![]() |
Źródło: google/grafika |
Henryk VIII był człowiekiem nieobliczalnym i bardzo podatnym na wpływy, ale przy tym był także przebiegły i sprytny, potrafił zyskać posłuch i oddanie swoich poddanych. W czterech sezonach poznajemy jego historię od wczesnych lat panowania aż do śmierci. Mamy okazję obserwować intrygi na dworze królewskim, politykę i reformacje, walkę kościoła z Luteranizmem i Protestantyzmem oraz pokręcone relacje pomiędzy Anglią a Francją i cesarstwem Rzymskim. A w samym centrum tego zamieszania jest król, poszukujący odpowiedniej dla siebie żony. A odpowiednia żona to w tamtych czasach taka, która będzie w stanie dać królowi syna, męskiego następcę tronu...

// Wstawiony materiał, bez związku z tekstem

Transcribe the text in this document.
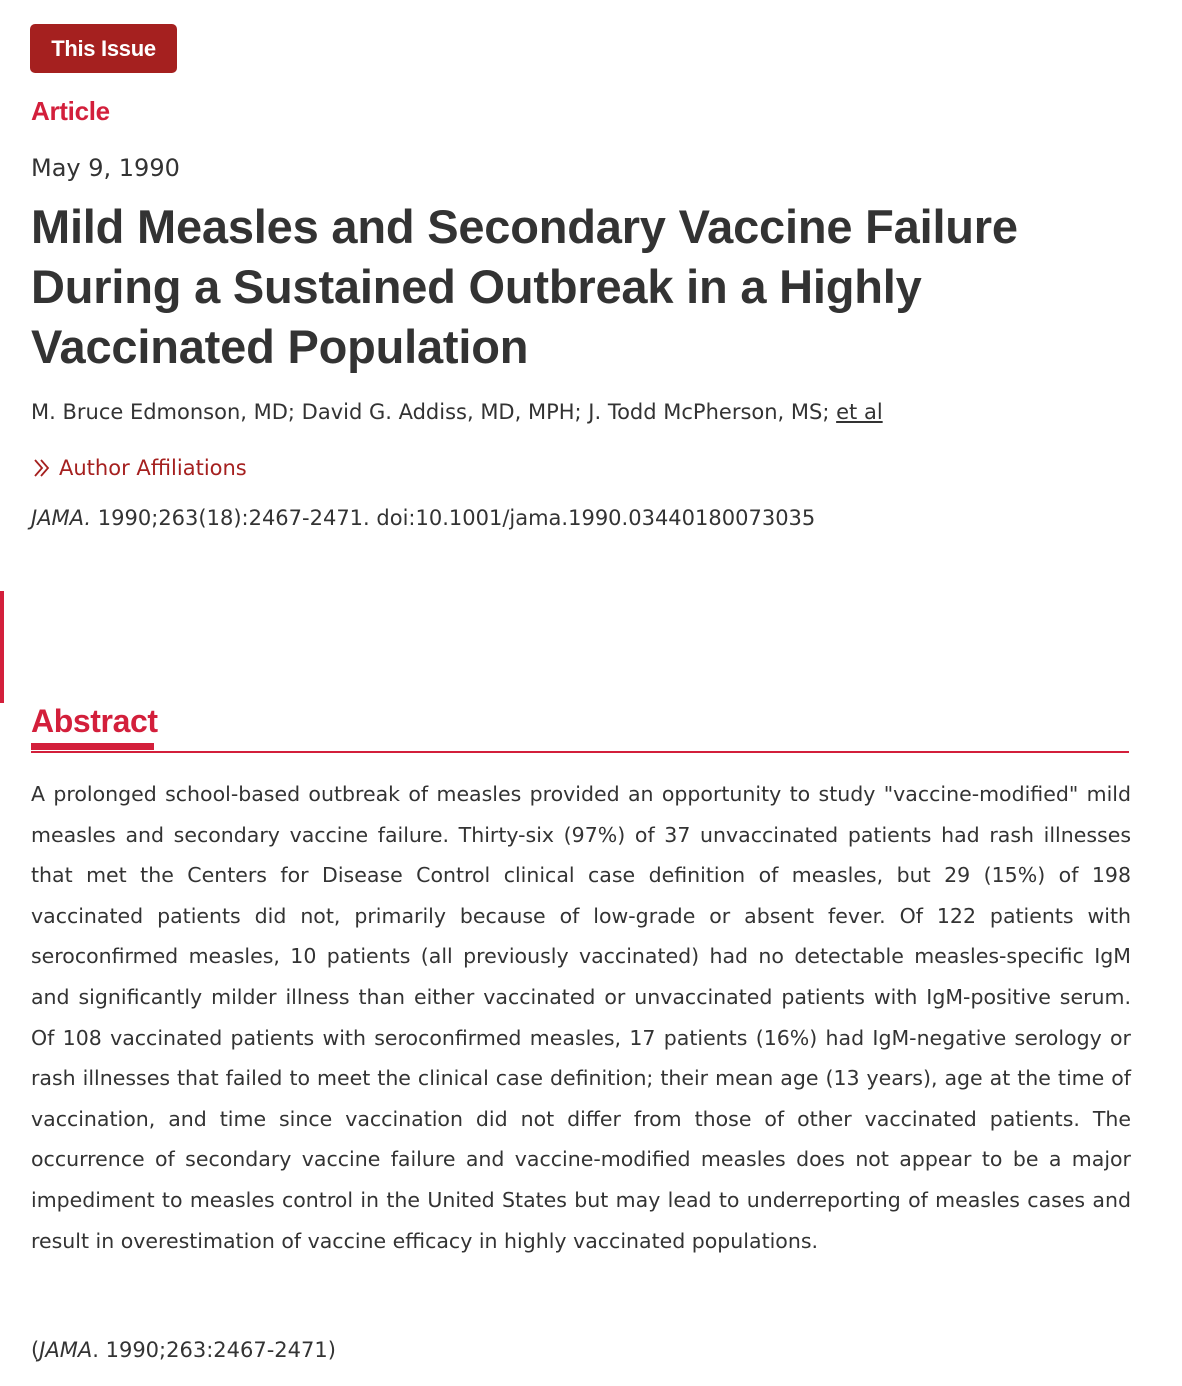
This Issue
Article
May 9, 1990
Mild Measles and Secondary Vaccine Failure During a Sustained Outbreak in a Highly Vaccinated Population
M. Bruce Edmonson, MD; David G. Addiss, MD, MPH; J. Todd McPherson, MS; et al
Author Affiliations
JAMA. 1990;263(18):2467-2471. doi:10.1001/jama.1990.03440180073035
Abstract

A prolonged school-based outbreak of measles provided an opportunity to study "vaccine-modified" mild measles and secondary vaccine failure. Thirty-six (97%) of 37 unvaccinated patients had rash illnesses that met the Centers for Disease Control clinical case definition of measles, but 29 (15%) of 198 vaccinated patients did not, primarily because of low-grade or absent fever. Of 122 patients with seroconfirmed measles, 10 patients (all previously vaccinated) had no detectable measles-specific IgM and significantly milder illness than either vaccinated or unvaccinated patients with IgM-positive serum. Of 108 vaccinated patients with seroconfirmed measles, 17 patients (16%) had IgM-negative serology or rash illnesses that failed to meet the clinical case definition; their mean age (13 years), age at the time of vaccination, and time since vaccination did not differ from those of other vaccinated patients. The occurrence of secondary vaccine failure and vaccine-modified measles does not appear to be a major impediment to measles control in the United States but may lead to underreporting of measles cases and result in overestimation of vaccine efficacy in highly vaccinated populations.

(JAMA. 1990;263:2467-2471)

Serial jest dla mnie pewną zagadką. Tak naprawdę pośród dziesiątek, może nawet setek postaci jakie poznajemy każda ma coś za uszami. Są osoby które z początku lubimy, a później nienawidzimy. W całym serialu były tylko dwie osoby które bym od początku do końca lubił, czyli trzecia i czwarta żona Henryka. Pech chciał, że one były królowymi najkrócej, może zatem po prostu nie zdążyły mnie do siebie zrazić? Mimo to, nieraz żałowaliśmy z ukochaną odejścia danej postaci, mimo że chwilę wcześniej chcieliśmy, żeby zniknęła. Ewenement, można by rzec... Są jednak dwie rzeczy, dwa elementy składowe które szczerze zachwycają. Są to wiernie oddane stroje i zachowania z czasów XVI/XVII wieku oraz gra aktorska, która stoi na bardzo wysokim poziomie. Jonathan Rhys Meyers jako Henryk VIII spisuje się znakomicie, równie dobrze zagrały swoje role wszystkie jego żony, Henry Cavill jako Charles Brandon, który był bliskim przyjacielem króla oraz James Frain jako Thomas Cromwell, doradca króla. Wielu aktorów występujących tutaj możecie znać z innych seriali.
Nie jestem fanem wszelkiego rodzaju biografii i filmów historycznych, jednak ten serial polecam każdemu, dając mu ocenę 7/10. Cześć!